Googling things I don't know much about seems like a pretty good way of learning about things. Posting links and information from people who know even more than you seems a good strategy.
I do know a hell of a lot about atmospheric pollution, paleo climates, glaciations, the role of green house gases in climate, extinction events due to climatic change, anoxic events, the role of biomass in climatic regulation... . Enough to know that airplanes are a significant factor in climatic change and a growing one.
I don't think making an oil well more efficient reduces the price of oil, it just increases the profits for the oil company.
Similarly making planes more efficient could reduce ticket prices but more likely make more profits for airlines (or, more likely, smaller losses)
It's supply/demand/pricing theory. If you increase the supply of something, competive forces wil drive the price down. The oil price is one one of the most supply dependant commodities out there hence the formation of the OPEC cartel to limit supply from member countries and increase the price. When supply exceeds demand the price crashes. I seen lower than $20 a barrel several times in my lifetime.
Airline will reduce prices if they can because it increase profits due to higher number flying. They've developed the dynamic pricing system to maximise profits from a given number of seats with a given level of costs.
Going back to ‘things fall down, go BOOM’, I’ve just read a short article about an explosion in Halifax, Nova Scotia in 1917. Until the first atomic bomb, it was the biggest man-made explosion in history.
Two Ships Collided at 1 MPH. The Resulting Explosion Flattened a City.
https://www.popularmechanics.com/science/a71454542/halifax-explosion/?utm_source=flipboard&utm_content=other
Googling things I don't know much about seems like a pretty good way of learning about things.
I don't have a dog in this race and I don't know which of you is right/wrong. But this statement does sound an awful lot like "do your own research!"
Going back to ‘things fall down, go BOOM’, I’ve just read a short article about an explosion in Halifax, Nova Scotia in 1917. Until the first atomic bomb, it was the biggest man-made explosion in history.
Two Ships Collided at 1 MPH. The Resulting Explosion Flattened a City.
https://www.popularmechanics.com/science/a71454542/halifax-explosion/?utm_source=flipboard&utm_content=other
If you happen to find yourself in halifax the museum cover it in alot of detail it's quite eye opening when you see the ships anchor shaft that landed like 3 km away.

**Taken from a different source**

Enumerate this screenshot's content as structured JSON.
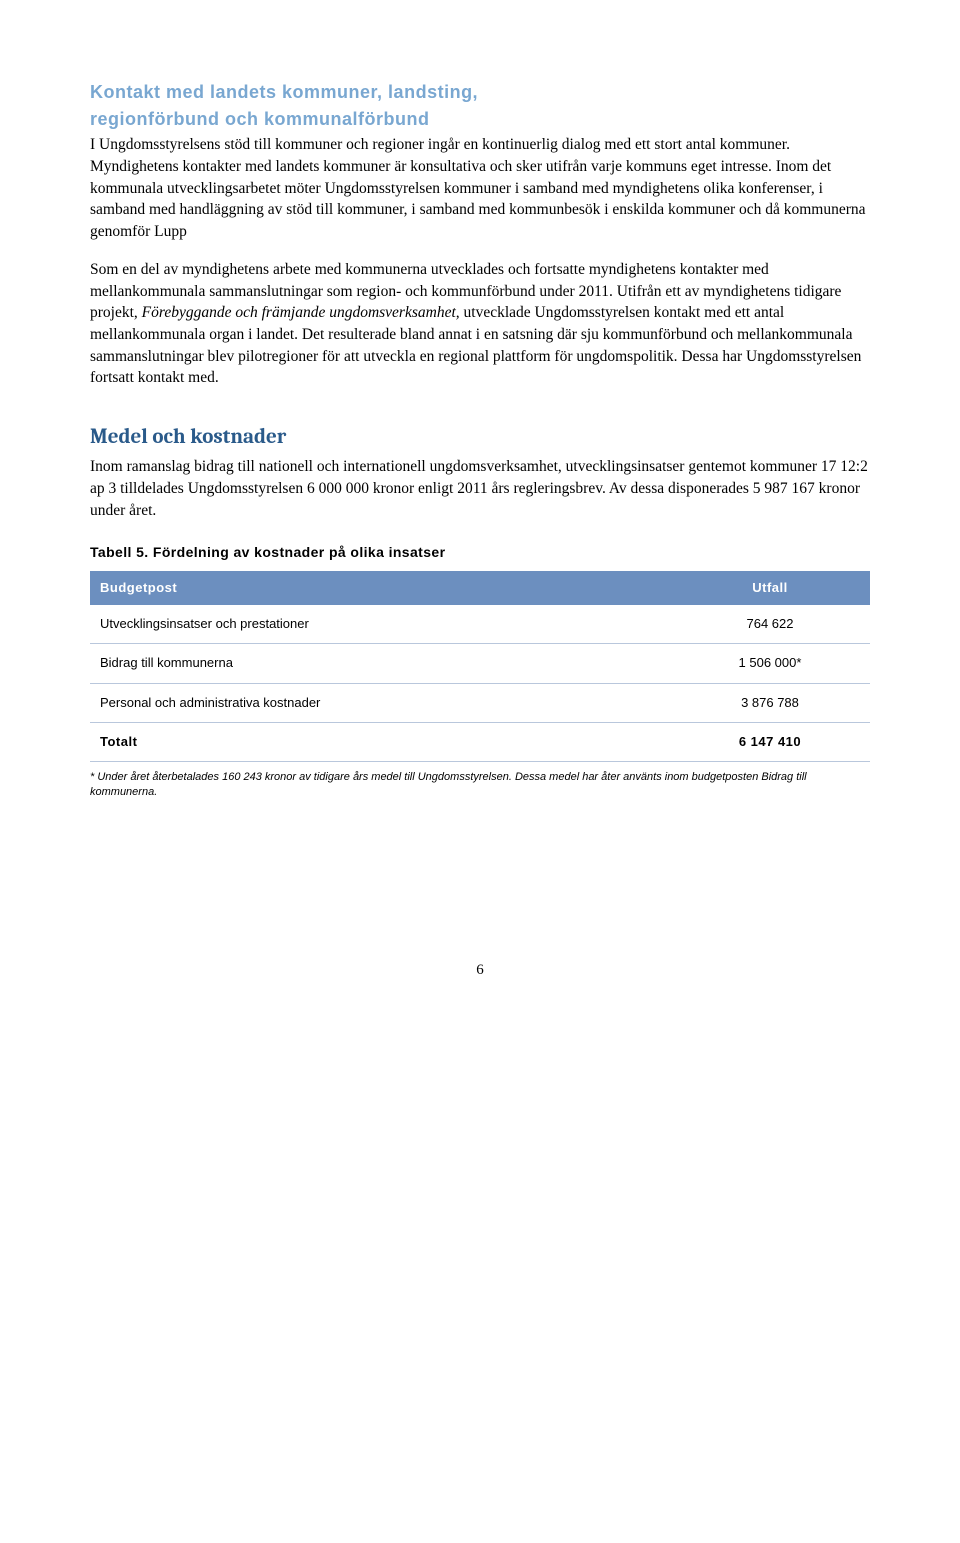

It's worth reading about the N1 explosion as well, probably closest in scale to last week's New Glenn failure:
https://en.wikipedia.org/wiki/N1_(rocket)#Second_failure,_serial_5L
I don't have a dog in this race and I don't know which of you is right/wrong. But this statement does sound an awful lot like "do your own research!"It's also a good way to pick up lots of other people who have "done their own research".
Googling things I don't know much about seems like a pretty good way of learning about things.